Getting back to the music, Wildhoney have been labeled "shoegaze", most notably by themselves on their Bandcamp page. Fair enough. They certainly do have a lot of pedals and do spend some time looking at them. It is possible to zone out to parts of some of their songs and they aren't super energetic on stage, though that blonde guitarist went kinda nuts at the end of their last song. The thing is, this just isn't downer music. If shoegaze was a 90s thing then their music is like the 80s alternative rock which preceded it. Still endowed with that upbeat New Wave influence. Aware of the existence of depression but not currently feelin' it.
Tenement at Black Cat
I've joked about bands with three fuckin' guitars before but I do not recall ever seeing a band with three tambourines.
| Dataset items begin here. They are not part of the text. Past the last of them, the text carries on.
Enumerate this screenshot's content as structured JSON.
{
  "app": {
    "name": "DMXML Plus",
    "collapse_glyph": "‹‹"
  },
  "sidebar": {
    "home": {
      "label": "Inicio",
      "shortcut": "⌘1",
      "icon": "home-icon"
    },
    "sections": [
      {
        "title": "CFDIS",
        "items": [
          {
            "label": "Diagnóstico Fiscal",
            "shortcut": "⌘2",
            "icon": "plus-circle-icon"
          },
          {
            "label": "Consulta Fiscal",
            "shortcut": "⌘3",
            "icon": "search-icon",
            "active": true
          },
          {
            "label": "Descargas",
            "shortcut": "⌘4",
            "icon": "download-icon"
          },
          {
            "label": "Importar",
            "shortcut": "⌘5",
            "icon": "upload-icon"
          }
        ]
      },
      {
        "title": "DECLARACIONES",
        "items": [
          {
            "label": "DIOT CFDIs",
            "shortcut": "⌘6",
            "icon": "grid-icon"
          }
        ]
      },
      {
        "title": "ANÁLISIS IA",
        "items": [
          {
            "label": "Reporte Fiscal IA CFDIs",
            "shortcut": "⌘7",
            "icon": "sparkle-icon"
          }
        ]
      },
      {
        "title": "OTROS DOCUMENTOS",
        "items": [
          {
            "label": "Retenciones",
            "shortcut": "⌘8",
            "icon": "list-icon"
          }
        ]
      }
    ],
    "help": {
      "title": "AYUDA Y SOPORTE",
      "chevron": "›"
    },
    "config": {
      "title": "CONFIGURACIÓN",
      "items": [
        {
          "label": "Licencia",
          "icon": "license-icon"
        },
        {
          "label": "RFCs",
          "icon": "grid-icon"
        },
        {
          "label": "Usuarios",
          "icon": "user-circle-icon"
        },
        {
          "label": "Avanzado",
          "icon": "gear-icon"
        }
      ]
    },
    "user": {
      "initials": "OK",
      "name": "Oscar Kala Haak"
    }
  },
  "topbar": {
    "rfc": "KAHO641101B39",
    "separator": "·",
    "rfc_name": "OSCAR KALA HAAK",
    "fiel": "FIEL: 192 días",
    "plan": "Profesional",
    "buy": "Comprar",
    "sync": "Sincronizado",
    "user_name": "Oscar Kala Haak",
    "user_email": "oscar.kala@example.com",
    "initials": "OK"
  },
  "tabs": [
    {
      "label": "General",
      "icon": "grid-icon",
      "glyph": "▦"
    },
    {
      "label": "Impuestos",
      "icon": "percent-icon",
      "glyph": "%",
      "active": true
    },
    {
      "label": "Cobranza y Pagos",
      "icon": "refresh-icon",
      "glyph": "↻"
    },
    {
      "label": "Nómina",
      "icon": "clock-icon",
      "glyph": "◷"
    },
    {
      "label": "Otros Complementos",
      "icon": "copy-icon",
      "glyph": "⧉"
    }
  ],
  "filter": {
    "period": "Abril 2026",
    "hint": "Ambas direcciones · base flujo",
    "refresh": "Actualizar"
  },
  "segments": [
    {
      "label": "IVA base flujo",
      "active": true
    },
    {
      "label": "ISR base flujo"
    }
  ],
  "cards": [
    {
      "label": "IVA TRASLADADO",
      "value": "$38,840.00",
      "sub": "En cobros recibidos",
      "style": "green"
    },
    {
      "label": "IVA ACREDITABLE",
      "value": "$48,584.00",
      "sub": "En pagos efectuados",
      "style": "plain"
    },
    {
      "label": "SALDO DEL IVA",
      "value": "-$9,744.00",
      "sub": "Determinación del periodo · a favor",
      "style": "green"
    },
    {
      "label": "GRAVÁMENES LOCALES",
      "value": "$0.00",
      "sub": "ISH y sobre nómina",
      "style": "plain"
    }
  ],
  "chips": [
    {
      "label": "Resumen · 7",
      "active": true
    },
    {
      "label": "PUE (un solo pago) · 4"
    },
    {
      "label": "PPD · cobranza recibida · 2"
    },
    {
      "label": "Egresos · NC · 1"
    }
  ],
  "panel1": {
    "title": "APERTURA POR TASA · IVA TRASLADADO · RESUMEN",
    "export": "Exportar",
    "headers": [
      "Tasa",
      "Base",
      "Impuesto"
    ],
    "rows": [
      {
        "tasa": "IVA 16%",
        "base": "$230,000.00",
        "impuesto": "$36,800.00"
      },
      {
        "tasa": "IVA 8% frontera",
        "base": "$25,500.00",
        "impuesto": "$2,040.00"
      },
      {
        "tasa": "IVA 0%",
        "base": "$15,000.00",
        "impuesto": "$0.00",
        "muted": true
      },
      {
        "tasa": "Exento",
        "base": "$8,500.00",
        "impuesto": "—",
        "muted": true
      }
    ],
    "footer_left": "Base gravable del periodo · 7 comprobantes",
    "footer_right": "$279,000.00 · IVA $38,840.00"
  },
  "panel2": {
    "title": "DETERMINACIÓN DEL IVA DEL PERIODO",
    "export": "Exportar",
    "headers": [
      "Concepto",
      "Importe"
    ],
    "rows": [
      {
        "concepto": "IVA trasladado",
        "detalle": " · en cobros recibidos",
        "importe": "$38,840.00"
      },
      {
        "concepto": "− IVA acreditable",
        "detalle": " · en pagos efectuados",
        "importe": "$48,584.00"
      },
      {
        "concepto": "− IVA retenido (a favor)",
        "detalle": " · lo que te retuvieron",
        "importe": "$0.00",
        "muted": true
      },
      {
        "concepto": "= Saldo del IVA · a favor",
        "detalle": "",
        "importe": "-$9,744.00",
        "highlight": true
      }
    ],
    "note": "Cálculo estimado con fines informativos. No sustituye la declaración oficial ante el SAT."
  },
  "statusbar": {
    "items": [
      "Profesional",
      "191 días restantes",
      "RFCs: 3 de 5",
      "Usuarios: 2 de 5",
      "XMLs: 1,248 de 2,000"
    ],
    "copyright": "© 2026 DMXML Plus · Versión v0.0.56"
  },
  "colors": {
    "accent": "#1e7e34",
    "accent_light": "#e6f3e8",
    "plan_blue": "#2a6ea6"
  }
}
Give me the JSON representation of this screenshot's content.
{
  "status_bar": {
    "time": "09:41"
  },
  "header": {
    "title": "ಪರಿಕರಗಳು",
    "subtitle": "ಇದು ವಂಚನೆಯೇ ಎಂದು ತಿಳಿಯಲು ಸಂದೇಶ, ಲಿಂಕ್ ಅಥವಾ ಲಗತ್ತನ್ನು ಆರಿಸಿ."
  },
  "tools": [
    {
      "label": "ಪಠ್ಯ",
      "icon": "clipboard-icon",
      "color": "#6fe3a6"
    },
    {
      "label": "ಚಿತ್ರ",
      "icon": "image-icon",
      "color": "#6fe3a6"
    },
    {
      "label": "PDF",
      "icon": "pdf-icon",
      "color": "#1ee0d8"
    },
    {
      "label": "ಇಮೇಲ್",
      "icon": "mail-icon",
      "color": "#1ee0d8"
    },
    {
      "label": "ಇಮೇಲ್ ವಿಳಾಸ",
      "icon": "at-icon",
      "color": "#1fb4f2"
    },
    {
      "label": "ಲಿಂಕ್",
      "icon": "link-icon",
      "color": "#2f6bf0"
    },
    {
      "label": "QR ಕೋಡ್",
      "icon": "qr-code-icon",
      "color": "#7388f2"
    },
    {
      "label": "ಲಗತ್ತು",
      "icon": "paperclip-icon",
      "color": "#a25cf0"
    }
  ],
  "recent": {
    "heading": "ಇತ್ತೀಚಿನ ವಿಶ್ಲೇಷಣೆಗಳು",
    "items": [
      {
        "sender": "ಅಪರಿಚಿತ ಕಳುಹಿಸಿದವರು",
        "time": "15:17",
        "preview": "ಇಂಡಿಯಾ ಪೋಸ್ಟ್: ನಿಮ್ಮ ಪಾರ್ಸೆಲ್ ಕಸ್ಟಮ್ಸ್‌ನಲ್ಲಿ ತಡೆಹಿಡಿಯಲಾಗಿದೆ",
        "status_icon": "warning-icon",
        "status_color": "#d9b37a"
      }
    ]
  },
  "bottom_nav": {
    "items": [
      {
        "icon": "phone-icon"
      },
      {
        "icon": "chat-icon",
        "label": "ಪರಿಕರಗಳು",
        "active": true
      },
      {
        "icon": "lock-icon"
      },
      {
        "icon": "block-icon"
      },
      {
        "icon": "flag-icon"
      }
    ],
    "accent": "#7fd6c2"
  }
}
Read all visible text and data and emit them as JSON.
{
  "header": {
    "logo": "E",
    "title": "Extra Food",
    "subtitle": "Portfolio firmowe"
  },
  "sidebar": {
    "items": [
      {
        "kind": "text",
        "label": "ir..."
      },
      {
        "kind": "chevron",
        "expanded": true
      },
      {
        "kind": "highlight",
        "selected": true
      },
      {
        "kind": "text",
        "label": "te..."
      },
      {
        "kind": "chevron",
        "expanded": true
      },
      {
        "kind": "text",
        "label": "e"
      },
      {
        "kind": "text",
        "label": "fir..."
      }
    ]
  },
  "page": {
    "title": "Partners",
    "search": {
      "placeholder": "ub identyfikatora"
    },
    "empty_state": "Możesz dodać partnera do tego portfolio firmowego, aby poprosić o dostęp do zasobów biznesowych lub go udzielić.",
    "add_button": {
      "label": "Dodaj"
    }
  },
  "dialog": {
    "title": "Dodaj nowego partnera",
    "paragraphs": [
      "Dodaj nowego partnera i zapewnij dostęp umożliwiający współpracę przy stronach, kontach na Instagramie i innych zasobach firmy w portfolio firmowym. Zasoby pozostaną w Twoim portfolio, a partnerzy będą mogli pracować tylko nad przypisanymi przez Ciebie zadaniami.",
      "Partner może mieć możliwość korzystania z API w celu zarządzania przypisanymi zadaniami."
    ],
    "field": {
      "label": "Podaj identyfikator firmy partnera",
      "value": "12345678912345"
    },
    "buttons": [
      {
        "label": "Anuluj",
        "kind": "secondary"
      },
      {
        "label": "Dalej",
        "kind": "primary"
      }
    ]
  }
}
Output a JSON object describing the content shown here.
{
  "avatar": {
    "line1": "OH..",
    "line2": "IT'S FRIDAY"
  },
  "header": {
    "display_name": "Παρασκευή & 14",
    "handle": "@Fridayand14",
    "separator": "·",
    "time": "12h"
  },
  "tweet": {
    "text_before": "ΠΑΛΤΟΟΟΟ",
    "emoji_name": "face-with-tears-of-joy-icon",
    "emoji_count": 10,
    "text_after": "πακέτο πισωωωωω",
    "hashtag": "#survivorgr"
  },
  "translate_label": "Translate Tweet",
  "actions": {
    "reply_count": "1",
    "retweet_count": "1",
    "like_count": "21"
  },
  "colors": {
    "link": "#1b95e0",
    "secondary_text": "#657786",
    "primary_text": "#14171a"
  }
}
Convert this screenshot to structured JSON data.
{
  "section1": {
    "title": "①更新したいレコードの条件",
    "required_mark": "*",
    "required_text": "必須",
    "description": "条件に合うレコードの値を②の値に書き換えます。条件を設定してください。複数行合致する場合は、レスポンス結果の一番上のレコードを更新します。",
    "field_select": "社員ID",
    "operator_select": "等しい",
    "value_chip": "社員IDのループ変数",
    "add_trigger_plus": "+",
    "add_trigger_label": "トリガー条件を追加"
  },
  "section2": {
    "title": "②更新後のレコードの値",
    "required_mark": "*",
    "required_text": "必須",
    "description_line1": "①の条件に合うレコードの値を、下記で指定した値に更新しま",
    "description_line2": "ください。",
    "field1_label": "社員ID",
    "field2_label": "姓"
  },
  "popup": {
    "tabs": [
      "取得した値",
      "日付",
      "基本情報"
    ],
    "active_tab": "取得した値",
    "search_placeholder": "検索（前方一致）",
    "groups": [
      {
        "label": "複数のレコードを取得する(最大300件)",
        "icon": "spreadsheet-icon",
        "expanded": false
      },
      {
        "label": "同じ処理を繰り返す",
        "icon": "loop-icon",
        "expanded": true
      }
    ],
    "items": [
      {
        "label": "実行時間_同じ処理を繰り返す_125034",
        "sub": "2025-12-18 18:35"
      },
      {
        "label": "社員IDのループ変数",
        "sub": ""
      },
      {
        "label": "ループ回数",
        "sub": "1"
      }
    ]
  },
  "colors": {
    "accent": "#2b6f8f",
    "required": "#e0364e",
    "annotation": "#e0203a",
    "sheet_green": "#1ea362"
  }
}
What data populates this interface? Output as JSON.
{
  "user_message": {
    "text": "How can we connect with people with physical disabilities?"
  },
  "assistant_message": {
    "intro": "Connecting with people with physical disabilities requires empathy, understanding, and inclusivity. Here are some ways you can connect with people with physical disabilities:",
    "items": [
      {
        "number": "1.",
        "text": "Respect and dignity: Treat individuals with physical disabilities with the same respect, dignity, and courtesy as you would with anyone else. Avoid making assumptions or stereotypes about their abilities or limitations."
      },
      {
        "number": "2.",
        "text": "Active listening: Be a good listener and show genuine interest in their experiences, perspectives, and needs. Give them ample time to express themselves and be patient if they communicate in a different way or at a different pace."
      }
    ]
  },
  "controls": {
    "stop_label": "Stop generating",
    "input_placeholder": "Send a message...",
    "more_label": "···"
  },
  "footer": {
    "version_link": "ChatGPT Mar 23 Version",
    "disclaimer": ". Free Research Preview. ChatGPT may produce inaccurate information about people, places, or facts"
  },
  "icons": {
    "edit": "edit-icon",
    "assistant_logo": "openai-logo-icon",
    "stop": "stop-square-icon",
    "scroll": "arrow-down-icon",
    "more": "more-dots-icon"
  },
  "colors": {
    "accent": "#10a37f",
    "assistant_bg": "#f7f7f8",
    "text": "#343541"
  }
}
Yeah, that's right, three fuckin' tambourines, plus the bassist flailing all over the place, just constant motion on stage. Except maybe when they're tuning. Tenement don't sound like your average punk band but the energy is definitely there.
I should mention that all of those tambourinists played another instrument (keys, violin, sax) and sang backing vocals as well. It's the type of band which probably explains how I ended up without any musical talent. Must be there's only so much to go around.
Anyway, Tenement have a reputation as a pop-ish punk band. Their first album reminds me of Against Me! more than anything. Like many punk band they've developed a more "sophisticated" style now that they've "learned to play their instruments" and brought some country and classic rock influences into their music. They're kind of like Lee Bains III and The Glory Fires without being so blatantly Southern (admittedly a rare quality among bands from Wisconsin). Shoot, once in a while they even play a ballad! As long as they keep the energy up though it is good stuff.
Black Masala at Black Cat
Black Masala threw one hell of a party, and somehow I'm not shocked that I missed it until now.
See, one of the problems with being into rock-n-roll is that there is a lot of it out there. I can easily go to a rock show every night of the week. I don't because a lot of is too bland and I do have be awake at work and all but I could do it. This makes it easy to miss all the other good stuff. I hadn't caught Black Masala before, hadn't caught Orchester Praževica (whose guitarist joined them to sing a song), rarely get to Bossa or Marx Cafe. Ah well, now I have been enlightened.
I'm not deeply familiar with Balkan music or even jazz so let me tell you what this sounds like to my inexperienced ears. It sounds like Swing more than anything else. It's music for daaancin'. Of course some chords, some rhythms sound vaguely familiar, perhaps from catching "gypsy punk" bands like Amour Obscur and Gogol Bordello. In fact they covered the latter at this show, two songs I think? Not that Black Masala claimed to be "gypsy" (which is probably a good thing). Rather, I suspect that some of them are affiliated with DC's Jazz scene. They probably have their experimental bands. Black Masala is their fun band.